On top of that, studies show that Mother Nature has some pretty incredible healing properties, so much so that hospitals are building gardens outside of ICU units because just looking at them helps patients heal faster. Huh.
So get outside and get walking, because the double benefits will help your mind get clear of all this bullshit sooner rather than later.
4) Get social.
There’s nothing like doing stuff with people to help get your mind off not doing stuff with other people. Remember, the more you think of something the more likely you are to keep thinking about it. So start saying yes to everything and anything and give yourself opportunities to forget, even for a moment, what’s making you feel unhappy.
5) Have your feelings
Yep. Don’t supress your feelings because they’re just going to stay in you, festering and rotting and stinking up your insides. Get that crap out any way you can. Need to get angry? Then start saying “fuck you” every time you find yourself reminiscing about him and remind yourself of what wasn’t working. Need to shed some tears? Then let them out, because that water is literally detoxing your insides.

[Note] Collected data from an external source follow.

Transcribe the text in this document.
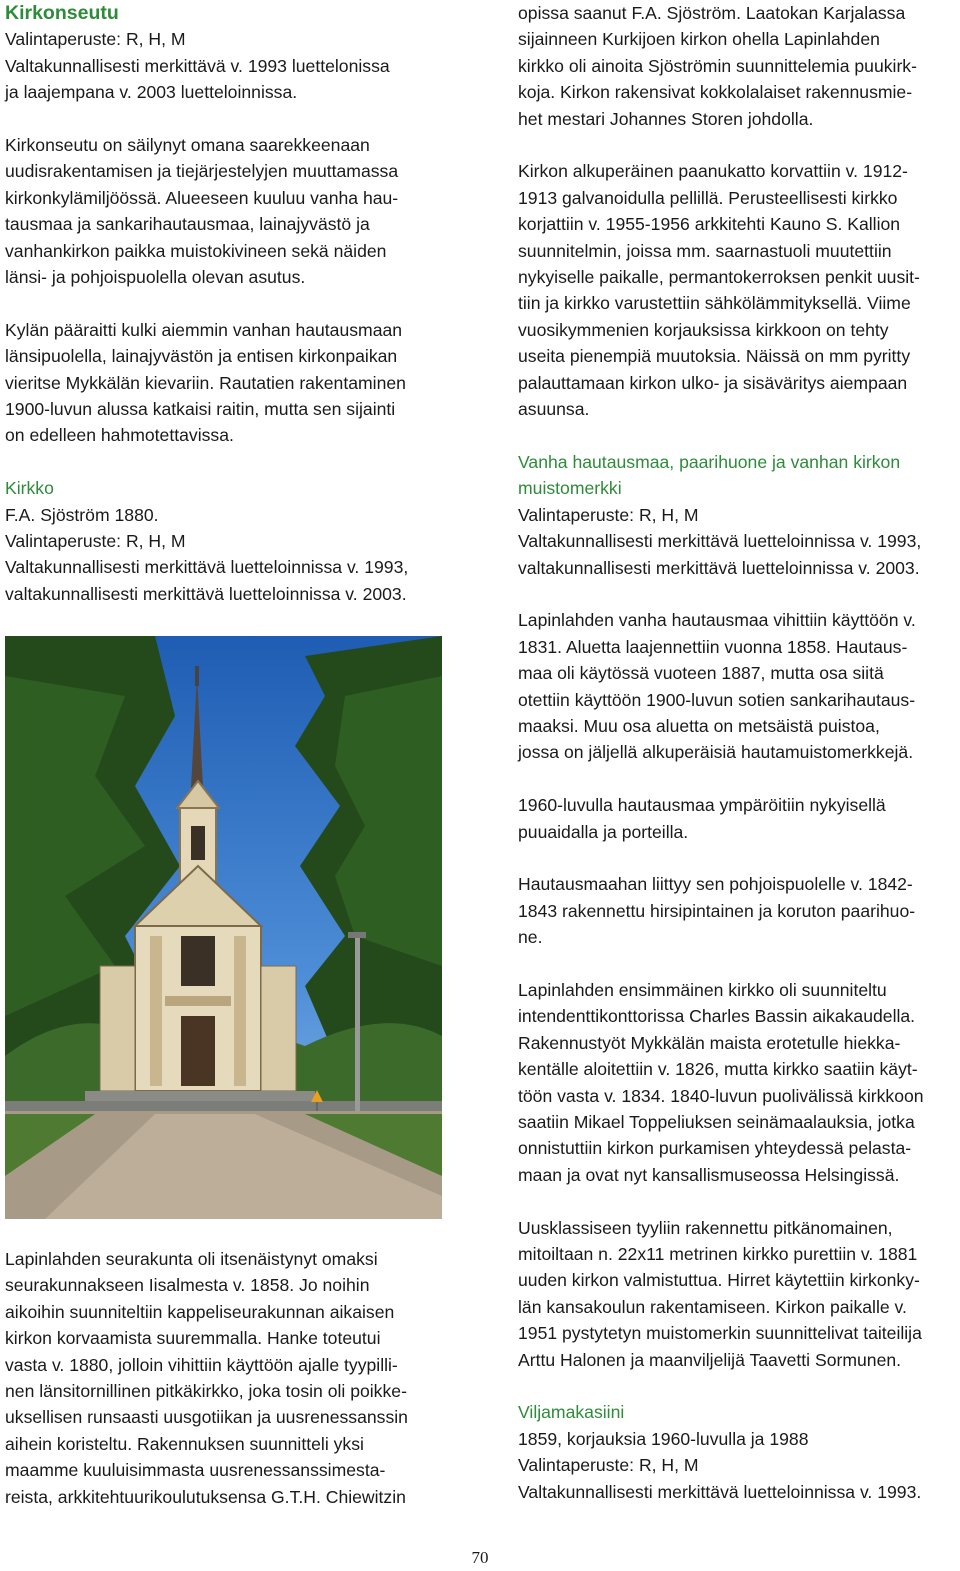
Kirkonseutu

Valintaperuste: R, H, M

Valtakunnallisesti merkittävä v. 1993 luettelonissa

ja laajempana v. 2003 luetteloinnissa.

Kirkonseutu on säilynyt omana saarekkeenaan

uudisrakentamisen ja tiejärjestelyjen muuttamassa

kirkonkylämiljöössä. Alueeseen kuuluu vanha hau-

tausmaa ja sankarihautausmaa, lainajyvästö ja

vanhankirkon paikka muistokivineen sekä näiden

länsi- ja pohjoispuolella olevan asutus.

Kylän pääraitti kulki aiemmin vanhan hautausmaan

länsipuolella, lainajyvästön ja entisen kirkonpaikan

vieritse Mykkälän kievariin. Rautatien rakentaminen

1900-luvun alussa katkaisi raitin, mutta sen sijainti

on edelleen hahmotettavissa.

Kirkko

F.A. Sjöström 1880.

Valintaperuste: R, H, M

Valtakunnallisesti merkittävä luetteloinnissa v. 1993,

valtakunnallisesti merkittävä luetteloinnissa v. 2003.

Lapinlahden seurakunta oli itsenäistynyt omaksi

seurakunnakseen Iisalmesta v. 1858. Jo noihin

aikoihin suunniteltiin kappeliseurakunnan aikaisen

kirkon korvaamista suuremmalla. Hanke toteutui

vasta v. 1880, jolloin vihittiin käyttöön ajalle tyypilli-

nen länsitornillinen pitkäkirkko, joka tosin oli poikke-

uksellisen runsaasti uusgotiikan ja uusrenessanssin

aihein koristeltu. Rakennuksen suunnitteli yksi

maamme kuuluisimmasta uusrenessanssimesta-

reista, arkkitehtuurikoulutuksensa G.T.H. Chiewitzin

opissa saanut F.A. Sjöström. Laatokan Karjalassa

sijainneen Kurkijoen kirkon ohella Lapinlahden

kirkko oli ainoita Sjöströmin suunnittelemia puukirk-

koja. Kirkon rakensivat kokkolalaiset rakennusmie-

het mestari Johannes Storen johdolla.

Kirkon alkuperäinen paanukatto korvattiin v. 1912-

1913 galvanoidulla pellillä. Perusteellisesti kirkko

korjattiin v. 1955-1956 arkkitehti Kauno S. Kallion

suunnitelmin, joissa mm. saarnastuoli muutettiin

nykyiselle paikalle, permantokerroksen penkit uusit-

tiin ja kirkko varustettiin sähkölämmityksellä. Viime

vuosikymmenien korjauksissa kirkkoon on tehty

useita pienempiä muutoksia. Näissä on mm pyritty

palauttamaan kirkon ulko- ja sisäväritys aiempaan

asuunsa.

Vanha hautausmaa, paarihuone ja vanhan kirkon

muistomerkki

Valintaperuste: R, H, M

Valtakunnallisesti merkittävä luetteloinnissa v. 1993,

valtakunnallisesti merkittävä luetteloinnissa v. 2003.

Lapinlahden vanha hautausmaa vihittiin käyttöön v.

1831. Aluetta laajennettiin vuonna 1858. Hautaus-

maa oli käytössä vuoteen 1887, mutta osa siitä

otettiin käyttöön 1900-luvun sotien sankarihautaus-

maaksi. Muu osa aluetta on metsäistä puistoa,

jossa on jäljellä alkuperäisiä hautamuistomerkkejä.

1960-luvulla hautausmaa ympäröitiin nykyisellä

puuaidalla ja porteilla.

Hautausmaahan liittyy sen pohjoispuolelle v. 1842-

1843 rakennettu hirsipintainen ja koruton paarihuo-

ne.

Lapinlahden ensimmäinen kirkko oli suunniteltu

intendenttikonttorissa Charles Bassin aikakaudella.

Rakennustyöt Mykkälän maista erotetulle hiekka-

kentälle aloitettiin v. 1826, mutta kirkko saatiin käyt-

töön vasta v. 1834. 1840-luvun puolivälissä kirkkoon

saatiin Mikael Toppeliuksen seinämaalauksia, jotka

onnistuttiin kirkon purkamisen yhteydessä pelasta-

maan ja ovat nyt kansallismuseossa Helsingissä.

Uusklassiseen tyyliin rakennettu pitkänomainen,

mitoiltaan n. 22x11 metrinen kirkko purettiin v. 1881

uuden kirkon valmistuttua. Hirret käytettiin kirkonky-

län kansakoulun rakentamiseen. Kirkon paikalle v.

1951 pystytetyn muistomerkin suunnittelivat taiteilija

Arttu Halonen ja maanviljelijä Taavetti Sormunen.

Viljamakasiini

1859, korjauksia 1960-luvulla ja 1988

Valintaperuste: R, H, M

Valtakunnallisesti merkittävä luetteloinnissa v. 1993.

70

If you keep these feelings in all you’re going to do is carry them into your next relationship, and you’ll be dooming that one with your toxic, negative emotions. So get them out and allow them to have all of their physiological responses without holding anything back. You’ll find when you do this in combination with all the steps above you’re going to feel better over time, depending on how often you’re following steps 1-4.
Here’s the thing – people suck. Sometimes often. All these tips will be valuable tools you’ll use over and over to help the inevitable suckage you encounter roll off your back. Get proficient at using these methods and you’ll find yourself less and less bothered by what people say or do because your brain will be equipped to shrug and move on for you, saving you from ever finding yourself in this unhappy position again.
And that’s what I call that a win/win.